LAWS(KER)-1977-3-22

STATE OF KERALA Vs. CHACKO

Decided On March 14, 1977
STATE OF KERALA Appellant
V/S
CHACKO Respondents

JUDGEMENT

(1.) These are appeals by the State of Kerala against the decision of the court below in L. A.O. Ps 215 of 1971 and 492 of 1971. These cases were tried along with a number of other cases and a common judgment has been delivered by the learned Subordinate Judge. We have today disposed of appeals against the other cases independently. We have taken up these cases separately because, unlike in the other cases, the State has not chosen to file objections to the commissioner's report on the basis of which market value has been found by the court below. At the hearing learned Advocate General urged very serious objection to the commissioner's report and particularly the method of crop cutting experiment conducted by the commissioner. Possibly this objection could have been valid and might have influenced this Court to remit the case back to the court below for fresh consideration had such objection been taken before the court below. In the absence of objection to the method adopted and in the absence of any evidence to show that the commissioner's report ought not to have been acted upon it is not for this Court to set aside the report or to set aside the judgment of the court below based upon such report. The court below has accepted the report and determined the market value on the basis of 16 years' net income.

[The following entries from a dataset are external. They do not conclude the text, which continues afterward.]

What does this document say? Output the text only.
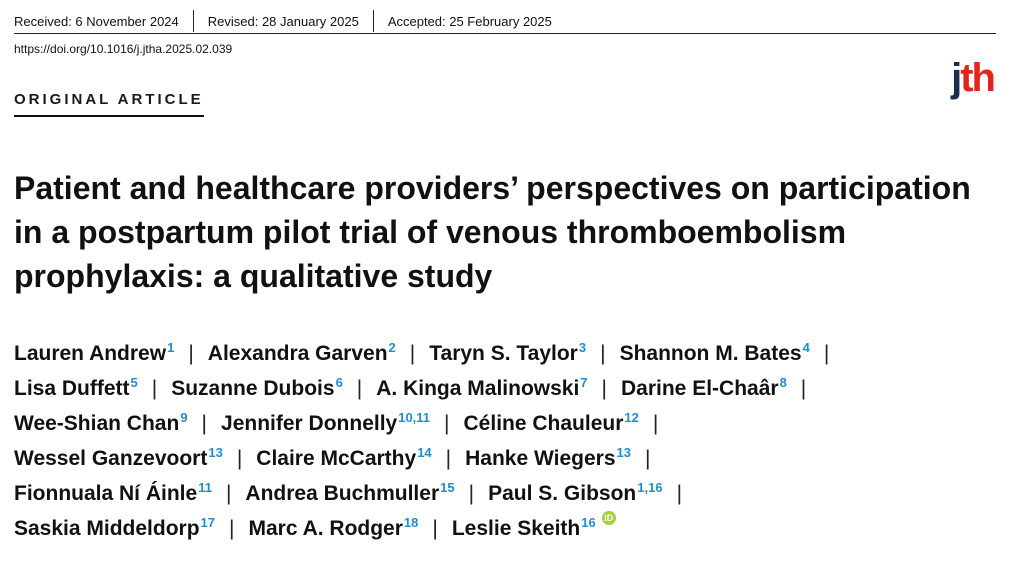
Received: 6 November 2024	Revised: 28 January 2025	Accepted: 25 February 2025
https://doi.org/10.1016/j.jtha.2025.02.039
jth
ORIGINAL ARTICLE
Patient and healthcare providers’ perspectives on participation
in a postpartum pilot trial of venous thromboembolism
prophylaxis: a qualitative study
Lauren Andrew 1 | Alexandra Garven 2 | Taryn S. Taylor 3 | Shannon M. Bates 4 |
Lisa Duffett 5 | Suzanne Dubois 6 | A. Kinga Malinowski 7 | Darine El-Chaâr 8 |
Wee-Shian Chan 9 | Jennifer Donnelly 10,11 | Céline Chauleur 12 |
Wessel Ganzevoort 13 | Claire McCarthy 14 | Hanke Wiegers 13 |
Fionnuala Ní Áinle 11 | Andrea Buchmuller 15 | Paul S. Gibson 1,16 |
Saskia Middeldorp 17 | Marc A. Rodger 18 | Leslie Skeith 16 iD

(2.) In both these appeals objections to the commissioner's report were filed in this Court with a petition that these objections may be accepted. We have gone through these petitions. Absolutely no reason is shown why these objections could not have been filed in the court below at the proper time. We would have expected a more detailed petition placing before court all material which would be relevant in considering whether the failure to file objections was bona fide. If it was due to sheer negligence of those who conducted the case, it is not for us to reopen the case at the instance of the State. It is more so because it would be unfair to the claimants to do so, now that all evidence of the trees in the lands has disappeared by reason of the area submerging in water. Hence we see no reason to entertain the objections. Consequently the appeals are dismissed.

(3.) There is a cross objection in L. A. A. 50 of 1975. An important question is raised by the respondent in the cross objection and that is urged with considerable force by learned Sri. Balakrishna Menon appearing for the respondent. In all the cases which came up before us relating to acquisitions in the same area for the same purpose we have determined market value by adopting 16 years' net income as the basis. But it is the case of the respondent that 20 years' net income ought to have been adopted and that alone would be adequate as the market value of the property. The question had engaged attention of this Court on previous occasions. A Full Bench of this Court had occasion to consider in Rarukutty v. Special Tahsildar & L A Officer, ( 1973 KLT 573 ) the multiple to be adopted Even 16 times' net income is not a universal rule. It may be less in appropriate cases. It would not be possible to lay down any rule as to what should be the number of years to be taken into account to determine the market value in regard to any particular item of property. That depends upon the nature of the property.